My most important tip is about happiness: jobs come and go, conflicts happen, you can’t win every argument. It’s best not to let your work projects define who you are. If reviewing a code change makes you angry, it’s time to pause; non-computer hobbies help.

In the same vein, friendships last longer than jobs. You don’t have to get along with every person you encounter, but it’s good to try.

And when being a good person clashes with doing your job, it’s probably time to pause, push back - and if that doesn’t help, bail.

Next, remember that this is a volatile industry. You might feel invincible today, but job markets can crash overnight - and did so several times before. There are great rewards in tech, but it is foolish to live paycheck-to-paycheck. A Tesla can come after a rainy-day fund.

I also usually tell people not to overthink job decisions. There’s randomness we can’t control: stocks move in unpredictable ways, PR cycles ebb and flow. Focus on the long term; over the course of your career, the transient stuff will probably even out.

What else? Oh: disregard 90% of what you read on Hacker News. There are real gems there, but they’re hard to tell apart. Meanwhile, most of the tropes about corporate life are exaggerated or patently untrue, often written by people who know less than you.

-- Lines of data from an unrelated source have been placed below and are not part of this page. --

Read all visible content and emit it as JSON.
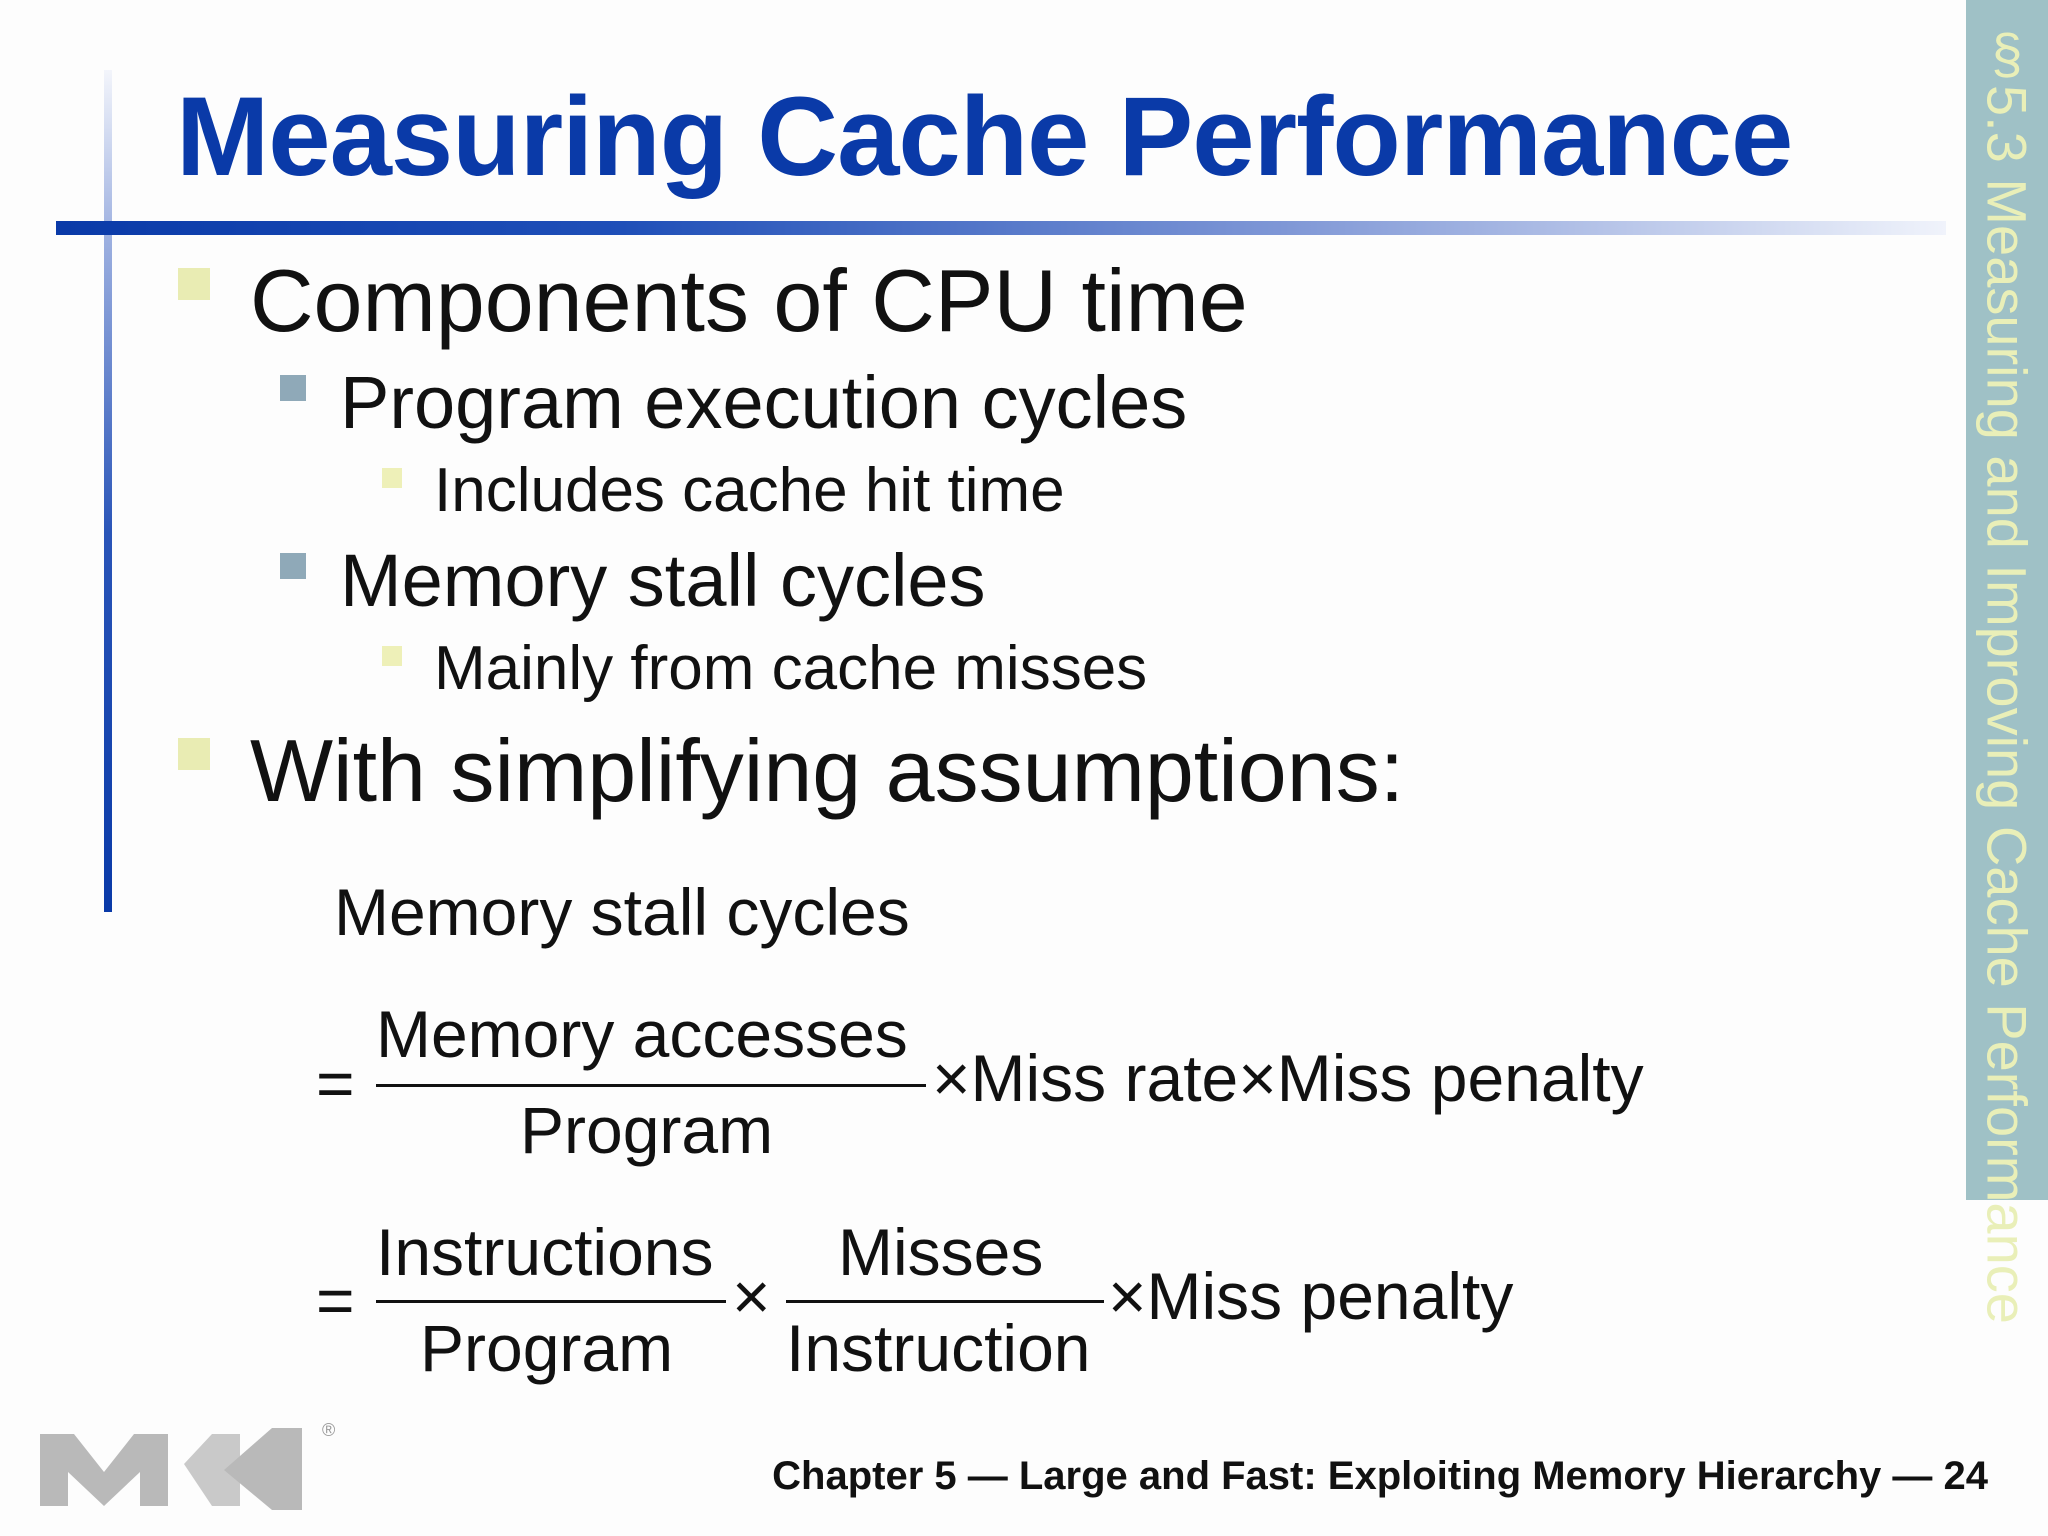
{
  "slide": {
    "title": "Measuring Cache Performance",
    "section_tab": "§5.3 Measuring and Improving Cache Performance",
    "bullets": [
      {
        "level": 1,
        "text": "Components of CPU time"
      },
      {
        "level": 2,
        "text": "Program execution cycles"
      },
      {
        "level": 3,
        "text": "Includes cache hit time"
      },
      {
        "level": 2,
        "text": "Memory stall cycles"
      },
      {
        "level": 3,
        "text": "Mainly from cache misses"
      },
      {
        "level": 1,
        "text": "With simplifying assumptions:"
      }
    ],
    "equation": {
      "lhs": "Memory stall cycles",
      "equals": "=",
      "line1": {
        "numerator": "Memory accesses",
        "denominator": "Program",
        "rest": "×Miss rate×Miss penalty"
      },
      "line2": {
        "frac1_numerator": "Instructions",
        "frac1_denominator": "Program",
        "times": "×",
        "frac2_numerator": "Misses",
        "frac2_denominator": "Instruction",
        "rest": "×Miss penalty"
      }
    },
    "footer": "Chapter 5 — Large and Fast: Exploiting Memory Hierarchy — 24",
    "logo": {
      "name": "mk-logo",
      "mark": "®"
    }
  },
  "colors": {
    "title": "#0a3aa8",
    "sidebar": "#9fc1c6",
    "sidebar_text": "#e9efb8",
    "bullet_l1": "#e9ecb3",
    "bullet_l2": "#8fa9b8"
  }
}
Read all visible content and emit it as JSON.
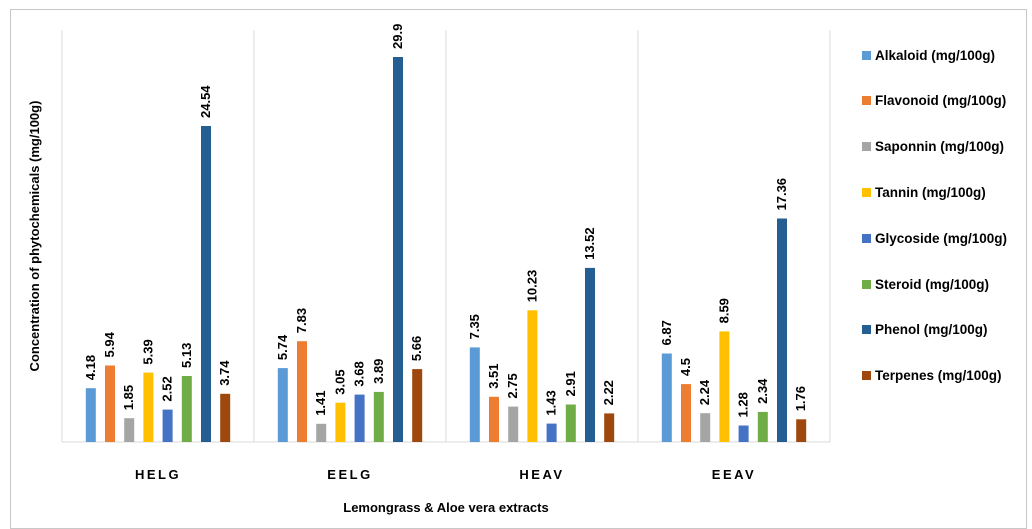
{
  "chart_data": {
    "type": "bar",
    "title": "",
    "xlabel": "Lemongrass & Aloe vera extracts",
    "ylabel": "Concentration of phytochemicals (mg/100g)",
    "categories": [
      "HELG",
      "EELG",
      "HEAV",
      "EEAV"
    ],
    "ylim": [
      0,
      32
    ],
    "grid": false,
    "legend": "right",
    "series": [
      {
        "name": "Alkaloid (mg/100g)",
        "color": "#5b9bd5",
        "values": [
          4.18,
          5.74,
          7.35,
          6.87
        ]
      },
      {
        "name": "Flavonoid (mg/100g)",
        "color": "#ed7d31",
        "values": [
          5.94,
          7.83,
          3.51,
          4.5
        ]
      },
      {
        "name": "Saponnin (mg/100g)",
        "color": "#a5a5a5",
        "values": [
          1.85,
          1.41,
          2.75,
          2.24
        ]
      },
      {
        "name": "Tannin (mg/100g)",
        "color": "#ffc000",
        "values": [
          5.39,
          3.05,
          10.23,
          8.59
        ]
      },
      {
        "name": "Glycoside (mg/100g)",
        "color": "#4472c4",
        "values": [
          2.52,
          3.68,
          1.43,
          1.28
        ]
      },
      {
        "name": "Steroid (mg/100g)",
        "color": "#70ad47",
        "values": [
          5.13,
          3.89,
          2.91,
          2.34
        ]
      },
      {
        "name": "Phenol (mg/100g)",
        "color": "#255e91",
        "values": [
          24.54,
          29.9,
          13.52,
          17.36
        ]
      },
      {
        "name": "Terpenes (mg/100g)",
        "color": "#9e480e",
        "values": [
          3.74,
          5.66,
          2.22,
          1.76
        ]
      }
    ]
  }
}
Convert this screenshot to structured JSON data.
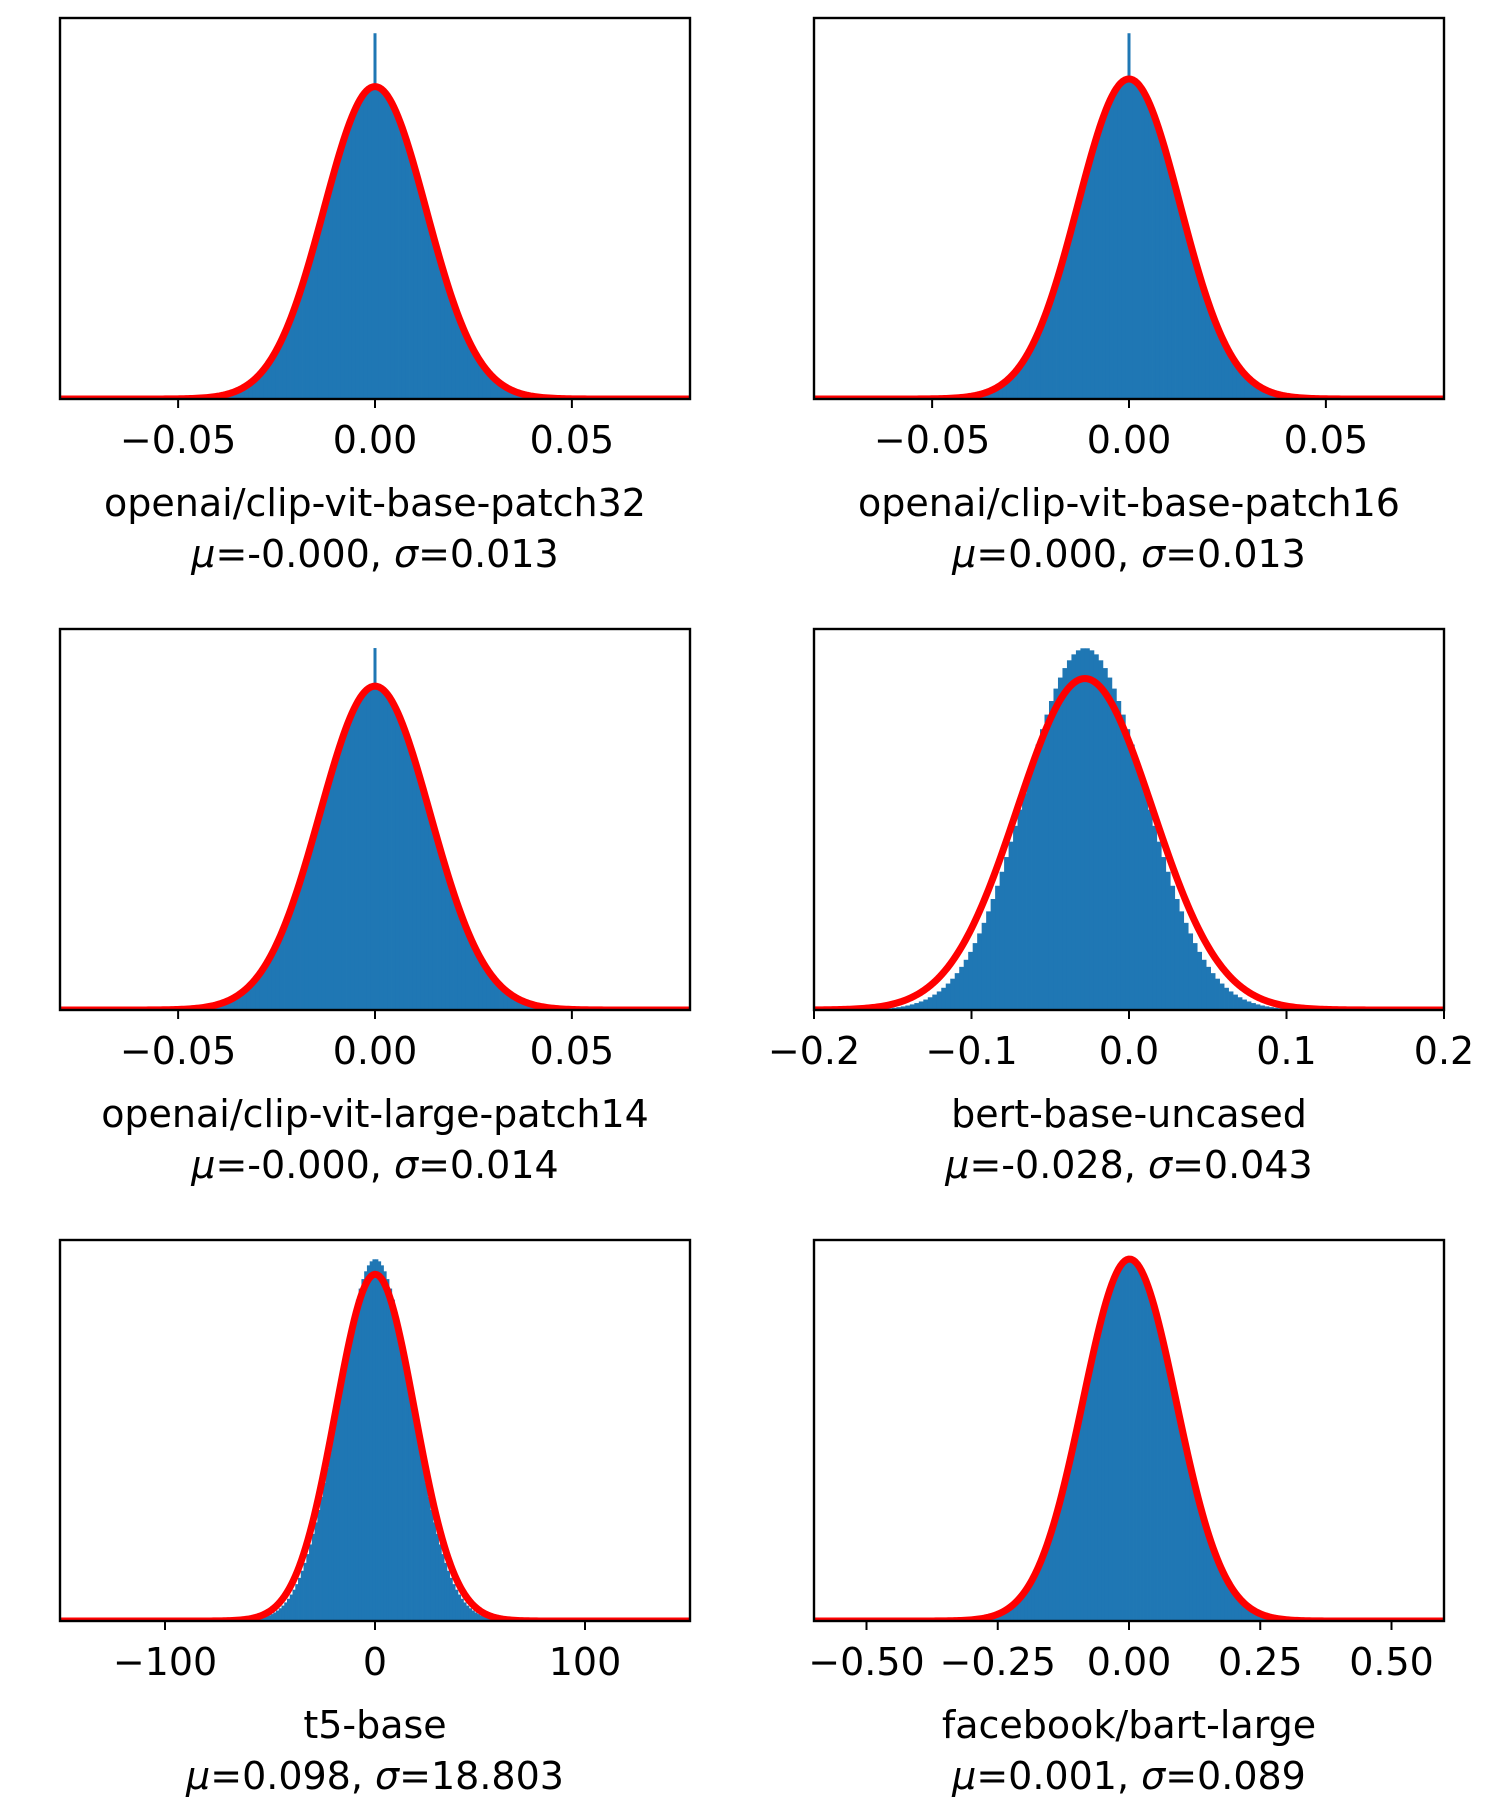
{
  "colors": {
    "bars": "#1f77b4",
    "fit_curve": "#ff0000",
    "frame": "#000000"
  },
  "chart_data": [
    {
      "type": "bar",
      "title": "openai/clip-vit-base-patch32",
      "stats": {
        "mu_label": "μ",
        "mu": "-0.000",
        "sigma_label": "σ",
        "sigma": "0.013"
      },
      "xlim": [
        -0.08,
        0.08
      ],
      "xticks": [
        -0.05,
        0.0,
        0.05
      ],
      "xtick_labels": [
        "−0.05",
        "0.00",
        "0.05"
      ],
      "yticks_visible": false,
      "distribution": {
        "mean": 0.0,
        "std": 0.013,
        "peak_fraction": 0.82,
        "hist_peak_fraction": 0.82,
        "spike": {
          "x": 0.0,
          "height_fraction": 0.96
        }
      }
    },
    {
      "type": "bar",
      "title": "openai/clip-vit-base-patch16",
      "stats": {
        "mu_label": "μ",
        "mu": "0.000",
        "sigma_label": "σ",
        "sigma": "0.013"
      },
      "xlim": [
        -0.08,
        0.08
      ],
      "xticks": [
        -0.05,
        0.0,
        0.05
      ],
      "xtick_labels": [
        "−0.05",
        "0.00",
        "0.05"
      ],
      "yticks_visible": false,
      "distribution": {
        "mean": 0.0,
        "std": 0.013,
        "peak_fraction": 0.84,
        "hist_peak_fraction": 0.84,
        "spike": {
          "x": 0.0,
          "height_fraction": 0.96
        }
      }
    },
    {
      "type": "bar",
      "title": "openai/clip-vit-large-patch14",
      "stats": {
        "mu_label": "μ",
        "mu": "-0.000",
        "sigma_label": "σ",
        "sigma": "0.014"
      },
      "xlim": [
        -0.08,
        0.08
      ],
      "xticks": [
        -0.05,
        0.0,
        0.05
      ],
      "xtick_labels": [
        "−0.05",
        "0.00",
        "0.05"
      ],
      "yticks_visible": false,
      "distribution": {
        "mean": 0.0,
        "std": 0.014,
        "peak_fraction": 0.85,
        "hist_peak_fraction": 0.85,
        "spike": {
          "x": 0.0,
          "height_fraction": 0.95
        }
      }
    },
    {
      "type": "bar",
      "title": "bert-base-uncased",
      "stats": {
        "mu_label": "μ",
        "mu": "-0.028",
        "sigma_label": "σ",
        "sigma": "0.043"
      },
      "xlim": [
        -0.2,
        0.2
      ],
      "xticks": [
        -0.2,
        -0.1,
        0.0,
        0.1,
        0.2
      ],
      "xtick_labels": [
        "−0.2",
        "−0.1",
        "0.0",
        "0.1",
        "0.2"
      ],
      "yticks_visible": false,
      "distribution": {
        "mean": -0.028,
        "std": 0.043,
        "peak_fraction": 0.87,
        "hist_peak_fraction": 0.95,
        "hist_std": 0.038,
        "spike": null
      }
    },
    {
      "type": "bar",
      "title": "t5-base",
      "stats": {
        "mu_label": "μ",
        "mu": "0.098",
        "sigma_label": "σ",
        "sigma": "18.803"
      },
      "xlim": [
        -150,
        150
      ],
      "xticks": [
        -100,
        0,
        100
      ],
      "xtick_labels": [
        "−100",
        "0",
        "100"
      ],
      "yticks_visible": false,
      "distribution": {
        "mean": 0.098,
        "std": 18.803,
        "peak_fraction": 0.91,
        "hist_peak_fraction": 0.95,
        "hist_std": 17.5,
        "spike": null
      }
    },
    {
      "type": "bar",
      "title": "facebook/bart-large",
      "stats": {
        "mu_label": "μ",
        "mu": "0.001",
        "sigma_label": "σ",
        "sigma": "0.089"
      },
      "xlim": [
        -0.6,
        0.6
      ],
      "xticks": [
        -0.5,
        -0.25,
        0.0,
        0.25,
        0.5
      ],
      "xtick_labels": [
        "−0.50",
        "−0.25",
        "0.00",
        "0.25",
        "0.50"
      ],
      "yticks_visible": false,
      "distribution": {
        "mean": 0.001,
        "std": 0.089,
        "peak_fraction": 0.95,
        "hist_peak_fraction": 0.95,
        "spike": null
      }
    }
  ]
}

To advance your career, remember that ideas are cheap, so develop a track record of delivering high-quality results. Simplify other people’s lives by owning problems instead of merely logging complaints.

Visibility helps, but only if it instills trust: promote your work juidiously, but be self-critical, too.

As for the secret superpower in corporate environments, it’s knowing how to write concise, well-structured docs. Take a writing course and see your life change overnight.